= Arthur George Stephenson =

Australian architect (1890-1967)

Sir Arthur George Stephenson (1890–1967), was an Australian architect.

Stephensen was born in 1890 at Box Hill, Victoria, Australia.

In 1907 Stephenson worked for Swansson Brothers while studying construction at the Working Men's College. During World War I, he joined the Australian Imperial Force in 1915 as a lieutenant, promoted to captain and awarded the Military Cross. After the war, Stephenson remained in London and studied at the Architectural Association School (AA) and joined the Royal Institute of British Architects (RIBA) in 1920. He returned to Melbourne and established Stephenson & Meldrum in 1921.

Stephenson was largely responsible for Stephenson & Meldrum's direction to specialise in hospital and industrial architecture.

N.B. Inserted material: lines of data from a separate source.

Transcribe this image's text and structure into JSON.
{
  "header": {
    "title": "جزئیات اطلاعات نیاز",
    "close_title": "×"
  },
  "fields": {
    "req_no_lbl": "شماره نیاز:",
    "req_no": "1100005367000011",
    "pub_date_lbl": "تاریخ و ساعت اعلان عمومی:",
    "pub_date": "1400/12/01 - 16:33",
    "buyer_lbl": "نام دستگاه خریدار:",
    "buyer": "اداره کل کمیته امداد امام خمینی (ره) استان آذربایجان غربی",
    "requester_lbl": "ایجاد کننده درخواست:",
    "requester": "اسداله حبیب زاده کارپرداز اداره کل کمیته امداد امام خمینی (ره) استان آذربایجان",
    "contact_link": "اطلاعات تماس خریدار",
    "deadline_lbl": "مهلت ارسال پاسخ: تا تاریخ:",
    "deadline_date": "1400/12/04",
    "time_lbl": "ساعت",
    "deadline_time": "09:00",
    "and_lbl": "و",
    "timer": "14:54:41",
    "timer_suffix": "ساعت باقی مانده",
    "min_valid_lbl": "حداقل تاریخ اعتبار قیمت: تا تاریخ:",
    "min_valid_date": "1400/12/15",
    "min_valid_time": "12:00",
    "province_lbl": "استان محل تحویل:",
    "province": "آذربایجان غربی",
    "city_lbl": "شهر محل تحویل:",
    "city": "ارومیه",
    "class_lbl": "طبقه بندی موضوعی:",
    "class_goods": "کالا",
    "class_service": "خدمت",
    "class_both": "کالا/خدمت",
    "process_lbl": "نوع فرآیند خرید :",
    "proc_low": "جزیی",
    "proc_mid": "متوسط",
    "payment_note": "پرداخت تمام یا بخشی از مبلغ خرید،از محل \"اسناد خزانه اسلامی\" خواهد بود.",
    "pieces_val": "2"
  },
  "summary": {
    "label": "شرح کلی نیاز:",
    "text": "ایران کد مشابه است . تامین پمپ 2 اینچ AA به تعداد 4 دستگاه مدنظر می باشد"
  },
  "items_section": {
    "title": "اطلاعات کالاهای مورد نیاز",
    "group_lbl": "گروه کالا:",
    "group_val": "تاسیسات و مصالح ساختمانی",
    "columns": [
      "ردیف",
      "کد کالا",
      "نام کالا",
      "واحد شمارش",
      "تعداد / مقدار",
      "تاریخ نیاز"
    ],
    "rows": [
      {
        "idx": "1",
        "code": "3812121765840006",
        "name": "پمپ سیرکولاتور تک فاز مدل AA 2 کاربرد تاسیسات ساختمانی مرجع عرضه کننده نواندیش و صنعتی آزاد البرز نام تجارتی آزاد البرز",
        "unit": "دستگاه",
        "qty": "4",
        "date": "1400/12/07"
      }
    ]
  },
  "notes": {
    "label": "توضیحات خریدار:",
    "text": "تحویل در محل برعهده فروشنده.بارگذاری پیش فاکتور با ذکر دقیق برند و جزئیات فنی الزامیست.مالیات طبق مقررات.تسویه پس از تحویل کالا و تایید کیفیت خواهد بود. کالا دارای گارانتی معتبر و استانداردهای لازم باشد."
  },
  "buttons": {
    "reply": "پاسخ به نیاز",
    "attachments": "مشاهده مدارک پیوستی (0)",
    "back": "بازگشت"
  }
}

He also lectured, wrote widely and was a member of numerous committees, including the International Hospitals Federation, the Hospital Advisory Council (Melbourne) and a trustee of the National Museum of Victoria. In 1954 Stephenson was knighted for services to architecture and was the first Australian to receive a RIBA Royal Gold Medal in 1954. The Royal Australian Institute of Architects (RAIA) awarded him a gold medal in 1963 and he was made honorary fellow by The American Institute of Architects in 1964.